VTSS cuts through the noise like few others right now. Her sets hit with real pressure—fast, raw, urgent—but never chaotic for the sake of it. There’s a discipline inside the madness that feels built for the warehouse.

Skrillex

Skrillex deserves a mention here. After blowing up dubstep, he’s been circling toward underground sounds, collaborating with everyone from Four Tet to Flowdan and the previously mentioned Varg. Skrillex has invested his time and attention to underground music. It’s not about hype—it’s about energy.
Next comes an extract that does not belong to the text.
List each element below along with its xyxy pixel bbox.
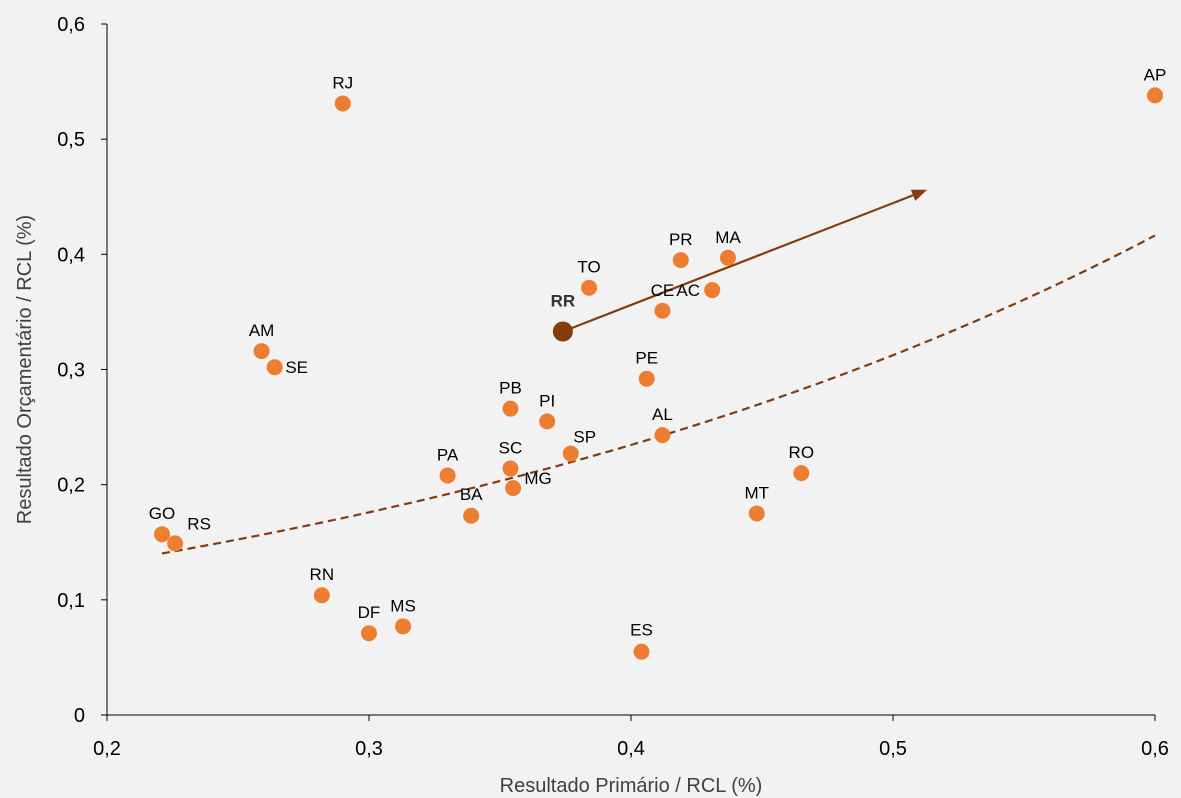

And when it’s locked in, it hits.

Ø [Phase]

Ø [Phase] reminds everyone that you don’t have to scream to be heard. His work is minimalist, exacting, and devastating when it lands. Proof that techno’s emotional weight isn’t tied to how loud or fast you go.

1morning

1morning is reviving the art of groove-driven, vinyl-heavy hard techno. His sets feel closer to Detroit than Berlin—swinging, physical, made for real dancers.

Rrose

Rrose is taking techno inward, using repetition and micro-shifts in sound to pull you under. It’s hypnotic, but it’s also deeply physical—you don’t listen, you fall in.

I Hate Models

I Hate Models runs on emotion. His tracks hit hard, but there’s a sadness underneath the distortion that makes it feel human. It's not just noise for the sake of it—there’s real weight there.

Lily Palmer

Lilly Palmer brings a different kind of intensity. Sleek, precise, but still grounded in that same physicality. It’s not about spectacle—it’s about movement, momentum, control.

Former

Former pulls from the drum & bass world, but not in any obvious way. His sound design hits harder than most pure techno producers, threading complex rhythms under dense, industrial atmospheres. It’s smart without being sterile.

Clouds

Clouds go the other way, smearing industrial grime all over their productions, building dystopias inside every track. It’s heavy but it breathes—giving you just enough oxygen to keep moving.


Techno isn’t about nostalgia. It’s about tension, friction, and momentum. You create pressure and then hold it until it breaks. These artists aren't trying to repackage the past—they’re building something new.